Contrafação
Manuel Fendler ouviu impassível o editor-chefe do jornal, Ewald Heitz, enquanto este enumerava as acusações.
- Você nega? - Indagou Heitz finalmente, mãos entrelaçadas sobre a mesa.
- Que eu tenha embelezado algumas das minhas histórias? Como poderia eu negar? - Questionou Fendler. - Faço precisamente o mesmo que todos aqui.
- Embelezar é um termo suave para as alterações que fez nas matérias sob sua responsabilidade - prosseguiu o editor - Não posso negar que, justamente por conta disso, você ganhou vários prêmios, mas isso só piora a responsabilidade do jornal, em não checar devidamente os fatos.
- Os fatos, na verdade foram checados - afirmou Fendler calmamente - por mim, sempre.
- Ou seja, você avalizou aquilo que sabia ser falso.
- Eu confirmei os fatos tais quais narrados no texto - prosseguiu Fendler. - Se eventualmente eu incluí algum detalhe, ou mesmo declaração, que não constava da história original, pode ter certeza de que foi para tornar a leitura mais atraente e dinâmica.
- Como vamos explicar aos nossos leitores que eles foram enganados por essa sua… bem… versão colorida da realidade?
- Você se lembra de ter recebido alguma reclamação, durante todo esse tempo, em que um leitor critique o meu estilo de redigir matérias?
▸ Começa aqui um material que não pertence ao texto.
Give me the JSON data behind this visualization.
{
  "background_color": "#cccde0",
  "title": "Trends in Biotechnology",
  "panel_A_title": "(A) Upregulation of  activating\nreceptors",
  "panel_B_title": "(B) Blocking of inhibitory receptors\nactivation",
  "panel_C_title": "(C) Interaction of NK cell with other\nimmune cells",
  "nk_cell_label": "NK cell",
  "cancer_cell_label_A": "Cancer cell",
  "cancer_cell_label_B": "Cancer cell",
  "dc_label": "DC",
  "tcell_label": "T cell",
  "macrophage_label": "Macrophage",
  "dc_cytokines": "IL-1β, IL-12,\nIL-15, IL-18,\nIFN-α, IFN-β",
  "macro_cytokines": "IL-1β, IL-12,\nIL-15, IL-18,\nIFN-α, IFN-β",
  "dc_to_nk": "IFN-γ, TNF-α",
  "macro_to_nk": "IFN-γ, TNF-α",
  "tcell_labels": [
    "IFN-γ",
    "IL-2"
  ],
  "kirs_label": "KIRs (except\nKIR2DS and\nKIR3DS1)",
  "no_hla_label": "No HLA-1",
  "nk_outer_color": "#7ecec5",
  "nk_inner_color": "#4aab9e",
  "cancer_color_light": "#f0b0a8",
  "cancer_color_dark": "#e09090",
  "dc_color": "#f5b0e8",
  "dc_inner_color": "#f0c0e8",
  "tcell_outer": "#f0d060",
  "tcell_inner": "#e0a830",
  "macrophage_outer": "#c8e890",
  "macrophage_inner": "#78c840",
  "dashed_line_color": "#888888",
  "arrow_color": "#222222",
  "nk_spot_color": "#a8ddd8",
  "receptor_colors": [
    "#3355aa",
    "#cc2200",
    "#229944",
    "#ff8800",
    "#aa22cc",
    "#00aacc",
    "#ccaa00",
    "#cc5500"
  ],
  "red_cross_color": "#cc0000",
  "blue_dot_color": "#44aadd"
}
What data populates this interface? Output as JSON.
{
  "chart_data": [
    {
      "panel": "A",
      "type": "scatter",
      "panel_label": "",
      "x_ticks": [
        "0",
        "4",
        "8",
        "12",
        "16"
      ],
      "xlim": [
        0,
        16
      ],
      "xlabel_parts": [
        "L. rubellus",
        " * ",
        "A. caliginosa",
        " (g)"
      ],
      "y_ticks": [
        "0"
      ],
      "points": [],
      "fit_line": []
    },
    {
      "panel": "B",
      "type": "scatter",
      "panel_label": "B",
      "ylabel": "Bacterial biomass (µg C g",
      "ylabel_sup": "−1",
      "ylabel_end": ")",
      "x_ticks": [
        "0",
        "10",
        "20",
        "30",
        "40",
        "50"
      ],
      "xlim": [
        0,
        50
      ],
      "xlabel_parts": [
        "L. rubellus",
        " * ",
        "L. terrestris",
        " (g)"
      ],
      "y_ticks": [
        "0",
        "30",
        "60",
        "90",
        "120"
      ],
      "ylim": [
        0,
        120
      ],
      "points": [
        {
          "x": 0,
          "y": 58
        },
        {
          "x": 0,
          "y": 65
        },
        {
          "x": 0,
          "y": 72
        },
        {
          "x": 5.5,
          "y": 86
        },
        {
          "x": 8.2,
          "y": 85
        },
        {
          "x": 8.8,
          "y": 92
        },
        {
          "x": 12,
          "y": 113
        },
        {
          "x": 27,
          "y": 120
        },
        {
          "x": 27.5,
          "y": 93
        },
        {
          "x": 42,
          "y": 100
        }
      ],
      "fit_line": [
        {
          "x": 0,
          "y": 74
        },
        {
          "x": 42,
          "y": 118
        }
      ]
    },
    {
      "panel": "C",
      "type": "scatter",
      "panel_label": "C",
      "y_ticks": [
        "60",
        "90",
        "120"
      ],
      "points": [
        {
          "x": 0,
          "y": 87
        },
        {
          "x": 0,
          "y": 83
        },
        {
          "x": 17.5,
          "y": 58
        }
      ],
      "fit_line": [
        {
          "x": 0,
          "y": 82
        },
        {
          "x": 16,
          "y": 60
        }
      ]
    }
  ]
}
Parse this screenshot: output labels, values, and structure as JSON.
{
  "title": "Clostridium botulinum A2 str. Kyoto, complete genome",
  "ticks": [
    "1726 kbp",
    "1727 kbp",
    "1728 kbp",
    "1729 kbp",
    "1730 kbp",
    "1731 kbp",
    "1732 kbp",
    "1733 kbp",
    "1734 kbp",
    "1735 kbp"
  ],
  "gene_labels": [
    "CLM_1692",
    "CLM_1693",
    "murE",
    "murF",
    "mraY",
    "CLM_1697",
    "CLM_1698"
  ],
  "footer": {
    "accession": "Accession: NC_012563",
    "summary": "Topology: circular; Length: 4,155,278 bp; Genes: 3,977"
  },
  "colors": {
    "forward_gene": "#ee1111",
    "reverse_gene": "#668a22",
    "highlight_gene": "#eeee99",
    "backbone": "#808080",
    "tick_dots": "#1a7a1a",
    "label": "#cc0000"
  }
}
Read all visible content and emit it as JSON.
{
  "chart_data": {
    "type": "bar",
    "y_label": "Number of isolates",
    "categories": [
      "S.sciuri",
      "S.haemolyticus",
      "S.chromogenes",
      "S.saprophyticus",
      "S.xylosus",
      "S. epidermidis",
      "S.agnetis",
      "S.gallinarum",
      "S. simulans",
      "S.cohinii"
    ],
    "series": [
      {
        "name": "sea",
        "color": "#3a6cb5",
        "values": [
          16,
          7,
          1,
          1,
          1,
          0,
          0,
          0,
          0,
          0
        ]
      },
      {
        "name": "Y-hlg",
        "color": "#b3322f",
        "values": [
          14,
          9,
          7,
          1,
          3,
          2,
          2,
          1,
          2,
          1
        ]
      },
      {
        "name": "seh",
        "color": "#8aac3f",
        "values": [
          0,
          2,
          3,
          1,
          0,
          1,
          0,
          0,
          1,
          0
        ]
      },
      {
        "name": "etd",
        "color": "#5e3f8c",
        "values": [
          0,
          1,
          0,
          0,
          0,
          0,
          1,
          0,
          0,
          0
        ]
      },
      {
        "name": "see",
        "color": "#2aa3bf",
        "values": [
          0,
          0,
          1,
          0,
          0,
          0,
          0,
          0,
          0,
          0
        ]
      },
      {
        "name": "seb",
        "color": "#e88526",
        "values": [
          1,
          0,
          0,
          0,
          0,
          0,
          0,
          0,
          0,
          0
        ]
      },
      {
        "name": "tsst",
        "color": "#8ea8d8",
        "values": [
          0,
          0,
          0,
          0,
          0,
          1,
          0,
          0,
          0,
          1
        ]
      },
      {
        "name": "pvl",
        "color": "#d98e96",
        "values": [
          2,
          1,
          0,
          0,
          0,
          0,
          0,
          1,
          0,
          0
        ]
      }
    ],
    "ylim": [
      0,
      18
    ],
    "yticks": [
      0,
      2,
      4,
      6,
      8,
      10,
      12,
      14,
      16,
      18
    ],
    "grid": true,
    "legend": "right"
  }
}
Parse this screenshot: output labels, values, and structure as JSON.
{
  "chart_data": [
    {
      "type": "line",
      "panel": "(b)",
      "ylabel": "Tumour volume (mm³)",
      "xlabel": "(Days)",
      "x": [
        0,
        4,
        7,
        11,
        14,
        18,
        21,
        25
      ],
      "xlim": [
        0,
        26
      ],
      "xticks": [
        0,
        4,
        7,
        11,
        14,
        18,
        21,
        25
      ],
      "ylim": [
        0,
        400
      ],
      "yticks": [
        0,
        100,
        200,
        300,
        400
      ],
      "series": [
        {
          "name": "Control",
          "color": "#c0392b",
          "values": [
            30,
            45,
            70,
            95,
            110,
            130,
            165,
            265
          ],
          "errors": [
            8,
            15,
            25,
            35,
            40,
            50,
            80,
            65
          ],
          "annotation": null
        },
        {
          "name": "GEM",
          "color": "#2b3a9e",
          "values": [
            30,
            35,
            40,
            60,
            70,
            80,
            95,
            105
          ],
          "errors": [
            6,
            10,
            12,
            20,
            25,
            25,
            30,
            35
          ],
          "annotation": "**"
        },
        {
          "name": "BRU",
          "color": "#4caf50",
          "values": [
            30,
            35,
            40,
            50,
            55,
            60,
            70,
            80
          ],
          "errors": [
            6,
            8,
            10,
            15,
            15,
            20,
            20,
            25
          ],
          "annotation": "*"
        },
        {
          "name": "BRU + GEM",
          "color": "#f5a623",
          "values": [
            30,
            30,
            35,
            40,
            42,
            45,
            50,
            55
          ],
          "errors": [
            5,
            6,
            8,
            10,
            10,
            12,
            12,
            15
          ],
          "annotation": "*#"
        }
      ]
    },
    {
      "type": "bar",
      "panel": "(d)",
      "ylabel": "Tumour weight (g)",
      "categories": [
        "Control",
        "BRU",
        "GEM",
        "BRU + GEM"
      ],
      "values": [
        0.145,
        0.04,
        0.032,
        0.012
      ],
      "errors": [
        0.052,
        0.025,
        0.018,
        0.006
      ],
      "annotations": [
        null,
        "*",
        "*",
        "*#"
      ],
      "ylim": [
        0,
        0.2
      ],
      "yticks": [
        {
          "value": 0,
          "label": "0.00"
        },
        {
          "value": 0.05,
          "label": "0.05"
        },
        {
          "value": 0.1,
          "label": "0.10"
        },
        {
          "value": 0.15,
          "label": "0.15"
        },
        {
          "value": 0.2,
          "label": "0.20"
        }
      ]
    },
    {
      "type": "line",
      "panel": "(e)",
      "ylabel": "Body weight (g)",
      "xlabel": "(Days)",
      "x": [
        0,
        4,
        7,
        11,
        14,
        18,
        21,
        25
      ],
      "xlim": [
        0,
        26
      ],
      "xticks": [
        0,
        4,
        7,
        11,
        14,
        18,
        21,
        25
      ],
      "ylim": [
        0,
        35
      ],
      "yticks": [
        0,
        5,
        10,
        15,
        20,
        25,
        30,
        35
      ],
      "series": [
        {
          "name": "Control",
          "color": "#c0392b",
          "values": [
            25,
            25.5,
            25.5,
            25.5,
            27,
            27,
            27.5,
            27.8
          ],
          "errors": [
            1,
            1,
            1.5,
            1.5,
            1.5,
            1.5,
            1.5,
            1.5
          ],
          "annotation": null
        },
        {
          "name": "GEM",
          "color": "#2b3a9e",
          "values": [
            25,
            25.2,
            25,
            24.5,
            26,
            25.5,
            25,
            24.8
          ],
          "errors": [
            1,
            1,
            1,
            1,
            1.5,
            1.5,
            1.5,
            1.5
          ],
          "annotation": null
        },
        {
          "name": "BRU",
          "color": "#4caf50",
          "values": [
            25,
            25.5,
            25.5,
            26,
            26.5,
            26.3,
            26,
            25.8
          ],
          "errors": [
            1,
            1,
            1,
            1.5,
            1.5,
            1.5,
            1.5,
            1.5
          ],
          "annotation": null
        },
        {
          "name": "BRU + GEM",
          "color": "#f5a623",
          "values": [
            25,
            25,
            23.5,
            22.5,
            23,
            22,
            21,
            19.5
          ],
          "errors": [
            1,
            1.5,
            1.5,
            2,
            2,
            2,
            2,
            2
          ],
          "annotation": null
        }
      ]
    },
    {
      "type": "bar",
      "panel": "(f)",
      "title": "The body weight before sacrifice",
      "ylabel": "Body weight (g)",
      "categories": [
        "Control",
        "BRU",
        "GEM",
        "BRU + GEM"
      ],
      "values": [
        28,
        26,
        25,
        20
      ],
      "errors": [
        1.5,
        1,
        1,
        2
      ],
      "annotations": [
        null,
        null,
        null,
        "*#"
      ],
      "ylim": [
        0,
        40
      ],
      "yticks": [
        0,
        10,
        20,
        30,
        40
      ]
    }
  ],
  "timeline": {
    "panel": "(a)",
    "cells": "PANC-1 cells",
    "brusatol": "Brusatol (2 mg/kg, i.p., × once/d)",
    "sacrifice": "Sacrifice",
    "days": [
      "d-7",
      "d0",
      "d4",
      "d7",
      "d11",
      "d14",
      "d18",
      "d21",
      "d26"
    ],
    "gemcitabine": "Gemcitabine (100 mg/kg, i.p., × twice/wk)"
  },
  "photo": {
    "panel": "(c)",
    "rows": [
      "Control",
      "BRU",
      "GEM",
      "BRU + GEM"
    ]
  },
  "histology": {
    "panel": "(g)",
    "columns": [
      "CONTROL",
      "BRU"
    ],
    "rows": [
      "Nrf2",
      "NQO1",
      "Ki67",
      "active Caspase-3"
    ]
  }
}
Talvez alguns o considerem apelativo, pouco original, mas não somos um jornal de elite, temos que falar a linguagem do nosso público.
Heitz o encarou desconfiado.
- Então o que você sugere é que deixemos tudo como está?
- Além dos leitores, os entrevistados a quem atribuí declarações inexistentes, manifestaram-se, ligaram para a redação questionando?
- Não - admitiu Heitz.
- Então, devemos supor que todos estão felizes, e que lhes entregamos exatamente aquilo que gostariam de ler - concluiu Fendler.
- Mas os nossos concorrentes… - ponderou Heitz
- Eles não têm a nossa vantagem competitiva - retrucou Fendler confiantemente.
- Qual seria, exatamente? - Indagou Heitz, braços cruzados.
- Eu, é claro - afirmou Fendler, com um sorriso.